Le 18 juin 2015, Mara Jorge a participé à une conférence sur la « La Cour africaine des droits de l’homme et des peuples – Chronique d’une métamorphose annoncée», organisée par la Clinique de droit international des droits de l’homme de la Faculté de droit d’Aix-en-Provence, et présentée par Fatsah Ouguergouz, juge et ancien vice-président de la Cour africaine des Droits de l’Homme.

L’objectif de la conférence était de faire un bilan de l’activité de la Cour africaine et d’envisager les défis qui l’attendent suite à la fusion de la Cour africaine des droits de l’homme et des peuples avec la Cour africaine de Justice.

Le Protocole de la Cour africaine des droits de l’homme et des peuples (CADHP) a été adopté le 9 juin 1998 et est entré en vigueur le 25 janvier 2004. Mais la Cour n’est entrée en fonction que deux ans après, en 2006. Par sa création, les Etats africains, parties à la Charte Africaine des Droits de l’Homme et des Peuples, souhaitaient mettre en place une juridiction capable de rendre effectif la protection des droits et obligations prévus par la Charte. Contrairement à la Commission africaine des Droits de l’homme et des peuples dont les décisions demeurent des simples recommandations pour les Etats parties, les offerte par les décisions des prétoires de la CADHP ont un caractère obligatoire pour les Etats qui sont liés par la Charte africaine et qui ont signé et ratifié le Protocole portant création de la Cour.

Néanmoins, la protection offerte par la Cour africaine fait face à plusieurs défis liés tout d’abord, à une déficiente adhésion des Etats africains au Protocole de la Cour.
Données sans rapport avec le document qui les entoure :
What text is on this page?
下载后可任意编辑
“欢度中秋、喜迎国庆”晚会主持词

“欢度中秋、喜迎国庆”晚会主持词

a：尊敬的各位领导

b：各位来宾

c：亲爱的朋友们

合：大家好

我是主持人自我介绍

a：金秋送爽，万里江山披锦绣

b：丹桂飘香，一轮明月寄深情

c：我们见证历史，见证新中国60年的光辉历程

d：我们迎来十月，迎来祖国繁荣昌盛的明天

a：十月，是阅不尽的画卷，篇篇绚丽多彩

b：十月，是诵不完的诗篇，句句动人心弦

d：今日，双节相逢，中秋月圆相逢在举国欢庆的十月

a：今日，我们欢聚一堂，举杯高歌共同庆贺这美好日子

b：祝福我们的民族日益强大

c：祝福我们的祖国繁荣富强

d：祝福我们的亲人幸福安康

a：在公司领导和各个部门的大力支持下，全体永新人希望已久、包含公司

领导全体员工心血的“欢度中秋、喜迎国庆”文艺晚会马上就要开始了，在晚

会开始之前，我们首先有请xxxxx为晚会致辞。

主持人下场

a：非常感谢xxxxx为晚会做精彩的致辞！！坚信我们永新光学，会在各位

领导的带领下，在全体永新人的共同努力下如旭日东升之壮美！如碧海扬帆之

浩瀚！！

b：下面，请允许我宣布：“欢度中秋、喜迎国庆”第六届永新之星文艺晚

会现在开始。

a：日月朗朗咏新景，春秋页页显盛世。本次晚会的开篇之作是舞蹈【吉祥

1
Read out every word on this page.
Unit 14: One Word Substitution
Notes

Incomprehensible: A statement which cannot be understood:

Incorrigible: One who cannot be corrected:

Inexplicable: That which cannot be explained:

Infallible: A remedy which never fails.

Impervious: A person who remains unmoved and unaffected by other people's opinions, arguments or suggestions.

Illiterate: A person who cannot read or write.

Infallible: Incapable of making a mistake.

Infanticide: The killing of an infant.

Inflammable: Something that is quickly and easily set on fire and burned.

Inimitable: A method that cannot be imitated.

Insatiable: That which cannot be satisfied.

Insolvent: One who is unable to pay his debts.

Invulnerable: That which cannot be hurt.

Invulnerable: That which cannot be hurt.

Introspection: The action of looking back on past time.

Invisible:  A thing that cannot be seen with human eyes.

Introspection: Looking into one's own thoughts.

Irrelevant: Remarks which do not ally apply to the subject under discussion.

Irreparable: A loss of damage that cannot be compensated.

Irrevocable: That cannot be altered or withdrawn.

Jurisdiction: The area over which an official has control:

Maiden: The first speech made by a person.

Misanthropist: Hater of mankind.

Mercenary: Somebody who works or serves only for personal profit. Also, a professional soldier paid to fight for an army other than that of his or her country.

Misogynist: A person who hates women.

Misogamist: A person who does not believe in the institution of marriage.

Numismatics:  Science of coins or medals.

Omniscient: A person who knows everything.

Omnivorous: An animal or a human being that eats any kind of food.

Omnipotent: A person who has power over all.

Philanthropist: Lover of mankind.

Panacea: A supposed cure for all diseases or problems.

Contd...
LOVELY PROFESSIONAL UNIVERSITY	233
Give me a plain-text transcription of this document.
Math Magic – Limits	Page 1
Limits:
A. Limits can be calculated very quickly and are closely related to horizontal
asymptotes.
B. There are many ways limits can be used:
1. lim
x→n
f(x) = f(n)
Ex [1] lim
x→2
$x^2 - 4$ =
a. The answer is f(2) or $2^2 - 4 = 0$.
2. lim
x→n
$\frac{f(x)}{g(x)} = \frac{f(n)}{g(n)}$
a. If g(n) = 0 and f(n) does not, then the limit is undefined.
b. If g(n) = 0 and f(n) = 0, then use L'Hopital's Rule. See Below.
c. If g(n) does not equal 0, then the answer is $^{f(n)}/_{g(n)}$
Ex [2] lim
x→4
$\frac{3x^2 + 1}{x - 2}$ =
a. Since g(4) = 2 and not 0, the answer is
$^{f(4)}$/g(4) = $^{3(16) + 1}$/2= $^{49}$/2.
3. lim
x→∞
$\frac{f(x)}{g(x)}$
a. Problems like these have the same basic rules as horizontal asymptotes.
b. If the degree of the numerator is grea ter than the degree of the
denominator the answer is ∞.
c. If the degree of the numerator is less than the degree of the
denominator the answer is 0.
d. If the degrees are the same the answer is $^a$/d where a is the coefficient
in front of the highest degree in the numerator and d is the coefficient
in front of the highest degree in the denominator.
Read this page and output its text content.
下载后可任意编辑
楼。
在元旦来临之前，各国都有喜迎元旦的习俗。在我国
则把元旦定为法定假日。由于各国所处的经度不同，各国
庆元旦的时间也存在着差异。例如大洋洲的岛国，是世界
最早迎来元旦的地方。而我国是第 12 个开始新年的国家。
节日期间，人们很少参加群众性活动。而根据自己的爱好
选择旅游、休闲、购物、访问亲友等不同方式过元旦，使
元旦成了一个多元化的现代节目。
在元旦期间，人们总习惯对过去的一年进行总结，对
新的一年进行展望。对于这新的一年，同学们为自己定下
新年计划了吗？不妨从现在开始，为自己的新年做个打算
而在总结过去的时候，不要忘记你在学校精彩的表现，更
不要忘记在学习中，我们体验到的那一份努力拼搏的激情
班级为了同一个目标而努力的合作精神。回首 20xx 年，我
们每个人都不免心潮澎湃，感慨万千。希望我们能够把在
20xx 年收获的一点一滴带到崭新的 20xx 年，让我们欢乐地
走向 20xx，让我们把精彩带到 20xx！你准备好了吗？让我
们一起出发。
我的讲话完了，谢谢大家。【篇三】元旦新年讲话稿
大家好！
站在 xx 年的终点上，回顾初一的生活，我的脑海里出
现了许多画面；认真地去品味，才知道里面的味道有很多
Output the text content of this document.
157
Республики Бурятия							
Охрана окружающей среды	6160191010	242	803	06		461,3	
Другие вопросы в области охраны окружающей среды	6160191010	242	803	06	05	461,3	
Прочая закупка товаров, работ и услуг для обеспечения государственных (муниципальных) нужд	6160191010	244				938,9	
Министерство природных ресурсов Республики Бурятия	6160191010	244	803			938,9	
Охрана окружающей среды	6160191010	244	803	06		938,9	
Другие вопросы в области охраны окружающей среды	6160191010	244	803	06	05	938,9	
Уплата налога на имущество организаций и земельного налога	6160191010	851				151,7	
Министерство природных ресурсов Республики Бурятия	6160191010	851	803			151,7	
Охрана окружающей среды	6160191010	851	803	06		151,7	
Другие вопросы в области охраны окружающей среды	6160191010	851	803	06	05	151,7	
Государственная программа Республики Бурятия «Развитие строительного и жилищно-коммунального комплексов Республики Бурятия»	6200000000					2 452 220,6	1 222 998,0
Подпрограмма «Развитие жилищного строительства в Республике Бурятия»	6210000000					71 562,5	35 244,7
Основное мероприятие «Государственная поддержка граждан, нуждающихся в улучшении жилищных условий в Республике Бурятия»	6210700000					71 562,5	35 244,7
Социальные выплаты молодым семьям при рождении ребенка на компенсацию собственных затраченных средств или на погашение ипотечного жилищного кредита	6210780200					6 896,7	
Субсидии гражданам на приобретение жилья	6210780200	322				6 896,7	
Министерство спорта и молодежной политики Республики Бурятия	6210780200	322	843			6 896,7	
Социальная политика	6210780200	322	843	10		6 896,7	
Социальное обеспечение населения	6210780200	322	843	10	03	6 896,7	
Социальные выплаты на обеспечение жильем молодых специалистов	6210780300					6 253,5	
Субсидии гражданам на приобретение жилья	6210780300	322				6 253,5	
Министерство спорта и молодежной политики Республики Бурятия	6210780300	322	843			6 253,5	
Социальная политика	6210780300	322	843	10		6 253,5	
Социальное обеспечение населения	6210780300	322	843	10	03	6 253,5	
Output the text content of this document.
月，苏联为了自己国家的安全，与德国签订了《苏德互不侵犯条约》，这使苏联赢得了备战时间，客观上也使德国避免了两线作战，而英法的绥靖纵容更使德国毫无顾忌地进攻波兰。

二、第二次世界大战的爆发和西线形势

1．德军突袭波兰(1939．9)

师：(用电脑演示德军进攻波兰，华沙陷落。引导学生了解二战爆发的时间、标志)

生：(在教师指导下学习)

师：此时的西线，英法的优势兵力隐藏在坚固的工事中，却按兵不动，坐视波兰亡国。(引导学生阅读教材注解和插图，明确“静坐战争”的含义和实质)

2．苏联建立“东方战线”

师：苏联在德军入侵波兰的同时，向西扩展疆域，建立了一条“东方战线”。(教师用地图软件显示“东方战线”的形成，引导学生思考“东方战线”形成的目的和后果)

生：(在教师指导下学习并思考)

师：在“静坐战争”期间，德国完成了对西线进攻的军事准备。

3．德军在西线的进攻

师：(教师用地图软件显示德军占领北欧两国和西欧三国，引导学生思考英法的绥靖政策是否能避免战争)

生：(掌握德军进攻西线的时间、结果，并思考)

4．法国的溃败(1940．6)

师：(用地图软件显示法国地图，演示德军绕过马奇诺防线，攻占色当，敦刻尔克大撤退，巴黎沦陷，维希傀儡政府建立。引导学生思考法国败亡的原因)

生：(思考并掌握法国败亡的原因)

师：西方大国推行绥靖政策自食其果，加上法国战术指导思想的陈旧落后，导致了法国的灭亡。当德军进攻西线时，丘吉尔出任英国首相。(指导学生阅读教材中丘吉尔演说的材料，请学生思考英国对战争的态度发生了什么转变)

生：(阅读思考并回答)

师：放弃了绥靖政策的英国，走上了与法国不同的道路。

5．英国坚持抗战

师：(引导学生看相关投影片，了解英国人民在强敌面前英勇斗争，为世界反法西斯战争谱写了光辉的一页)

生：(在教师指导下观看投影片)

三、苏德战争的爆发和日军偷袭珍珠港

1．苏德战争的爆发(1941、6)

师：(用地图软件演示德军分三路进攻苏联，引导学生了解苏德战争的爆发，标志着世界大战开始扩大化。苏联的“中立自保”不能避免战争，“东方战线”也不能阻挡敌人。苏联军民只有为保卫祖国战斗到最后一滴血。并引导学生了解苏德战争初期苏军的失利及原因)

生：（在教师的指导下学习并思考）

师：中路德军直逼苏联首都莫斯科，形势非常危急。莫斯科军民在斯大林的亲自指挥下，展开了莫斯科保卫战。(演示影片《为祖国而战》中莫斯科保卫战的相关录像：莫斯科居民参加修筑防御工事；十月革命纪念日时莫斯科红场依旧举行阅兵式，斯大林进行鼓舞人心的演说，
Des 53 Etats africains membres de l’UA, seuls 28 ont ratifié le Protocole portant création de la Cour africaine, et ce malgré les diverses actions de sensibilisation rappelant l’importance de ratifier le Protocole, menées par la Cour auprès des Etats. D’autre part, le caractère facultatif de la compétence de la Cour pour recevoir des requêtes de la part des individus et des ONG. La saisine de ces deux catégories de personnes est conditionnée à une déclaration préalable des Etats parties acceptant ce type de requête. Or, jusqu’à présent, seuls 7 Etats ont déposé une telle déclaration.

Le 1er janvier 2008 un nouveau Protocole (amendé par un Protocole du 27 juin 2014) a été adopté prévoyant la fusion de la Cour Africaine des Droits de l’Homme et des Peuples avec la Cour Africaine de Justice. La nouvelle juridiction a le nom de « Cour africaine de justice et des droits de l’homme », aura cinq chefs de compétence dont un pour la protection des droits de l’homme, trois autres qui relèvent de la compétence classique d’une Cour internationale de justice et une cinquième compétence pour juger des crimes graves commis sur le territoire africain. Le nouveau Protocole n’est pas encore entré en vigueur mais déjà plusieurs questions se lèvent sur la capacité de la nouvelle Cour à remplir ses fonctions, au vu des règles de procédure qui restreignent de manière significative sa compétence, mais aussi parce qu’un tel changement exige un grand apport de la part des Etats parties de ressources humaines et financières qui font défaut dans le système actuel.